The days are increasingly short, and the colors of the season begin to darken, become complicated; bright primaries become russet, gold, orange. Painters find the light outside elusive and difficult to capture.
Cats’ fur thickens.
The last swim of the year. The water was already biting; even in late afternoon the skin turned numb in a minute, and we knew that as soon as we came out we would turn instantly into ice and shatter over the beach. So we stayed in till the sun came down, moving slowly in the lake, conscious of feeling from the neck up, and then exploded into towels and clothes and blankets and made fire and waited for the moon, hunter’s moon that drove the birds crazy, hanging like golden mercury over its reflection in the water. We made hamburgers, and kissed once or twice, and drove home very quietly.
My grandmother put things up; a process of stewed fruit and glass Mason jars and wax and sugar and fragrant steam from the kitchen. In the winter preserves would arrive through the mail, with handwritten labels: PEACH PRESERVE, 1955. Cutting through the wax to taste the fall again.
you don’t get those storm windows up today I’m going to hire somebody to come in to do it, I swear I will.

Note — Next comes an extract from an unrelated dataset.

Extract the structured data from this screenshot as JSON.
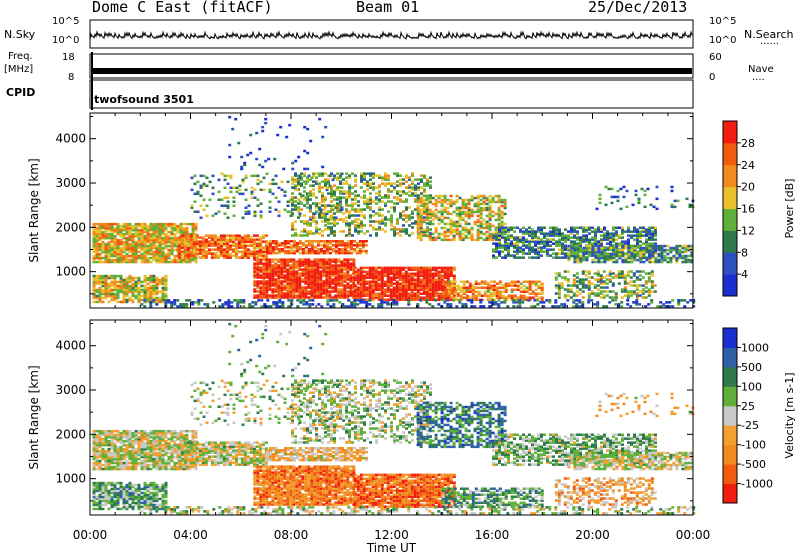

used to be, in innocent times, you could burn all the old leaves in one grand smoky hot conflagration, even the halfrotted wet ones that had lain for weeks at the bottom of the flower bed. On Saturdays half the backyards on the block would be in flame. The city smelled of smoke clear on downtown. The air was grey and dangerous to the eyes. This is no longer permitted in large cities. Instead the leaves decay and blacken inside green plastic bags in the suburbs.
Indian summer, and the hunter’s moon. Things are so ripe they will be bad tomorrow. Eat them now. Enjoy everything while you can.